The women's Final in Paris was won by Hilde Sperling of Germany, who beat France's Simone Mathieu in straight sets. She beat her in the next two finals too (June 1).

In 1957, another British player won the French. In the final, Shirley Bloomer had no trouble with America's Dorothy Knode, beating her for the fourth time in a row. Bloomer was the tournament favourite after winning the Italian Championships, and she dominated the first set against Knode, concentrating hard in long rallies. She led 5-0 and won 6-1. The second set was tighter until Bloomer broke serve at 3-3 and won the last three games. She also won the doubles. In 1959 she married Chris Brasher, the Olympic steeplechase champion (November 29).

The men's singles in Paris was won by Sweden's Sven Davidson, who'd lost the last two Finals to top players Tony Trabert and Lew Hoad. Today he faced the less formidable Herbie Flam, whom he'd beaten in the tournament the previous year and was now suffering from a blister on his foot after three five-set matches.

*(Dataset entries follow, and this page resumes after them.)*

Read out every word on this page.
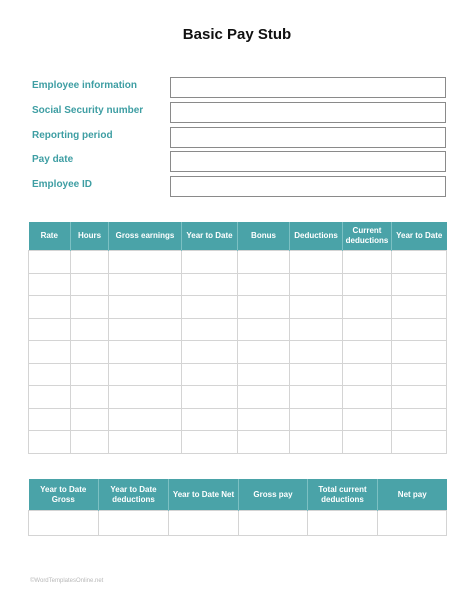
Basic Pay Stub
Employee information
Social Security number
Reporting period
Pay date
Employee ID
Rate	Hours	Gross earnings	Year to Date	Bonus	Deductions	Current deductions	Year to Date

Year to Date Gross	Year to Date deductions	Year to Date Net	Gross pay	Total current deductions	Net pay

©WordTemplatesOnline.net
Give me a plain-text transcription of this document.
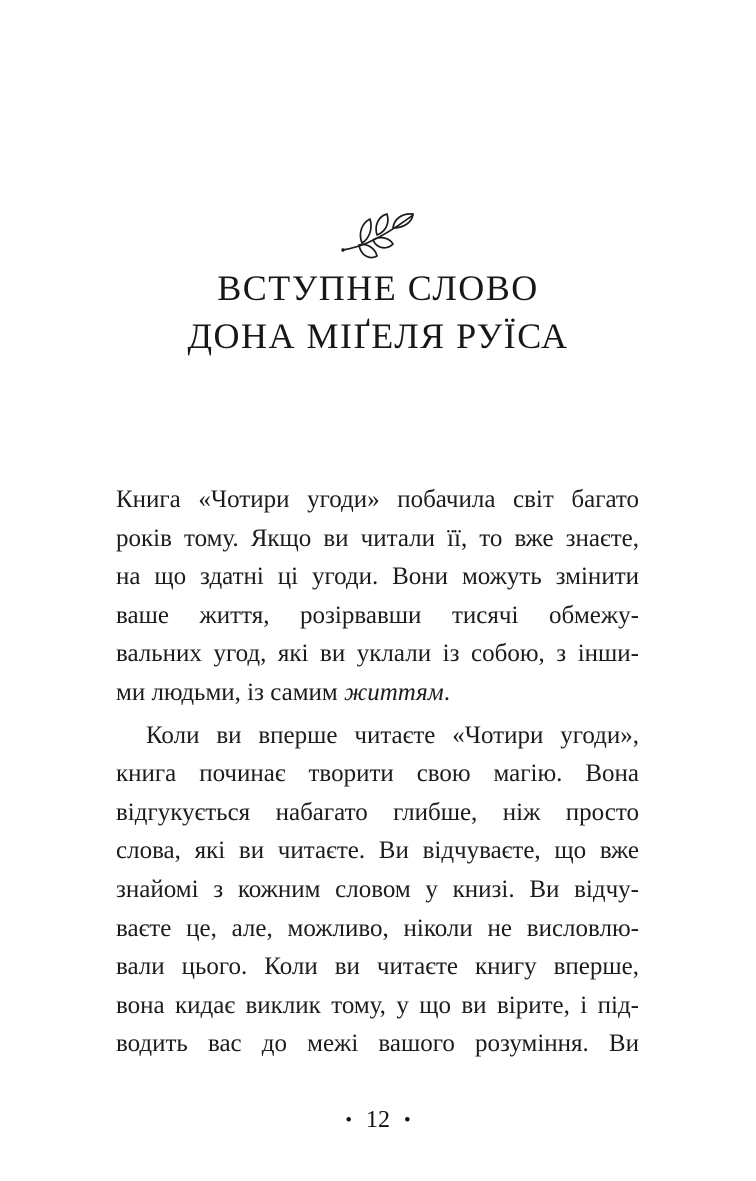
ВСТУПНЕ СЛОВО
ДОНА МІҐЕЛЯ РУЇСА
Книга «Чотири угоди» побачила світ багато
років тому. Якщо ви читали її, то вже знаєте,
на що здатні ці угоди. Вони можуть змінити
ваше життя, розірвавши тисячі обмежу-
вальних угод, які ви уклали із собою, з інши-
ми людьми, із самим життям.
Коли ви вперше читаєте «Чотири угоди»,
книга починає творити свою магію. Вона
відгукується набагато глибше, ніж просто
слова, які ви читаєте. Ви відчуваєте, що вже
знайомі з кожним словом у книзі. Ви відчу-
ваєте це, але, можливо, ніколи не висловлю-
вали цього. Коли ви читаєте книгу вперше,
вона кидає виклик тому, у що ви вірите, і під-
водить вас до межі вашого розуміння. Ви
• 12 •
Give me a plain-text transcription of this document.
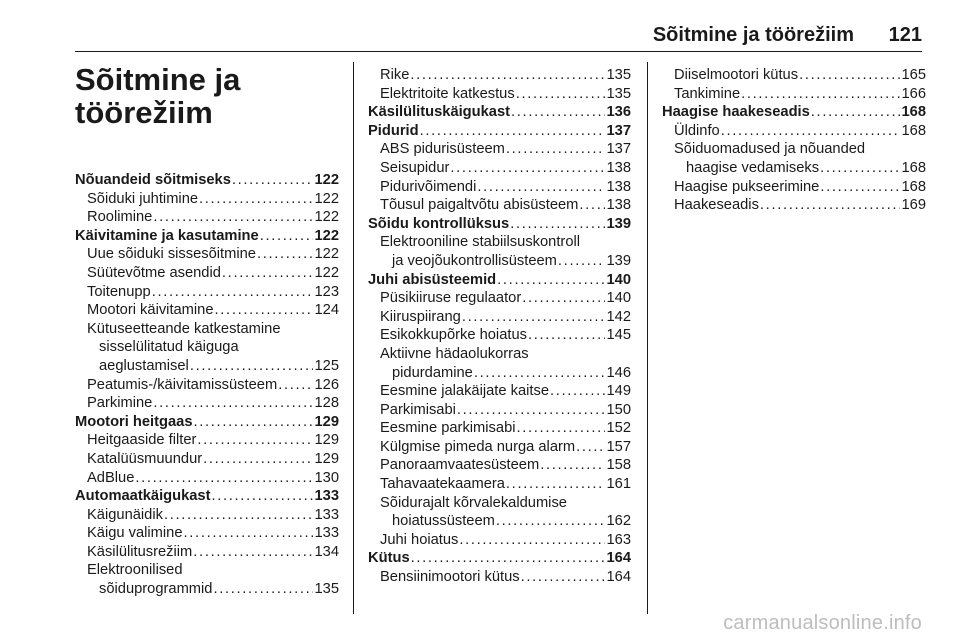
Sõitmine ja töörežiim 121
Sõitmine ja
töörežiim
Nõuandeid sõitmiseks . . .	122
Sõiduki juhtimine . . .	122
Roolimine . . .	122
Käivitamine ja kasutamine . . .	122
Uue sõiduki sissesõitmine . . .	122
Süütevõtme asendid . . .	122
Toitenupp . . .	123
Mootori käivitamine . . .	124
Kütuseetteande katkestamine
sisselülitatud käiguga
aeglustamisel . . .	125
Peatumis-/käivitamissüsteem . . .	126
Parkimine . . .	128
Mootori heitgaas . . .	129
Heitgaaside filter . . .	129
Katalüüsmuundur . . .	129
AdBlue . . .	130
Automaatkäigukast . . .	133
Käigunäidik . . .	133
Käigu valimine . . .	133
Käsilülitusrežiim . . .	134
Elektroonilised
sõiduprogrammid . . .	135
Rike . . .	135
Elektritoite katkestus . . .	135
Käsilülituskäigukast . . .	136
Pidurid . . .	137
ABS pidurisüsteem . . .	137
Seisupidur . . .	138
Pidurivõimendi . . .	138
Tõusul paigaltvõtu abisüsteem . . . 138
Sõidu kontrollüksus . . .	139
Elektrooniline stabiilsuskontroll
ja veojõukontrollisüsteem . . .	139
Juhi abisüsteemid . . .	140
Püsikiiruse regulaator . . .	140
Kiiruspiirang . . .	142
Esikokkupõrke hoiatus . . .	145
Aktiivne hädaolukorras
pidurdamine . . .	146
Eesmine jalakäijate kaitse . . .	149
Parkimisabi . . .	150
Eesmine parkimisabi . . .	152
Külgmise pimeda nurga alarm . . . 157
Panoraamvaatesüsteem . . .	158
Tahavaatekaamera . . .	161
Sõidurajalt kõrvalekaldumise
hoiatussüsteem . . .	162
Juhi hoiatus . . .	163
Kütus . . .	164
Bensiinimootori kütus . . .	164
Diiselmootori kütus . . .	165
Tankimine . . .	166
Haagise haakeseadis . . .	168
Üldinfo . . .	168
Sõiduomadused ja nõuanded
haagise vedamiseks . . .	168
Haagise pukseerimine . . .	168
Haakeseadis . . .	169
carmanualsonline.info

Davidson won in straight sets.

When Rod Laver won the French, he went on to take the Grand Slam: in 1969 and today in 1962
. In a final against the super fast Roy Emerson, Laver was two sets to one down at the interval, then 3-0 down in the fourth set. But he drew level immediately and won it 9-7, after which Emerson ran out of puff and lost the fifth 6-2.

The women's Final was also an all-Australian match. Margaret Smith, later Margaret Court, beat Leslie Turner 7-5 in the third. Like Emerson, Turner won the title the following year.

1936
Vlodymyr Holubnichiy was born in the Ukraine and competed for the USSR. The most successful 20 kilometre walker of all time, he set two world records, the first when he was only 19, before making his name as a big-time competitor. He won medals in four consecutive Olympics: gold in 1960 and 1968 (October 14), silver in 1972, bronze in 1964. At the European Championships, he followed minor medals in 1962 and 1966 with gold at the age of 38 in 1974.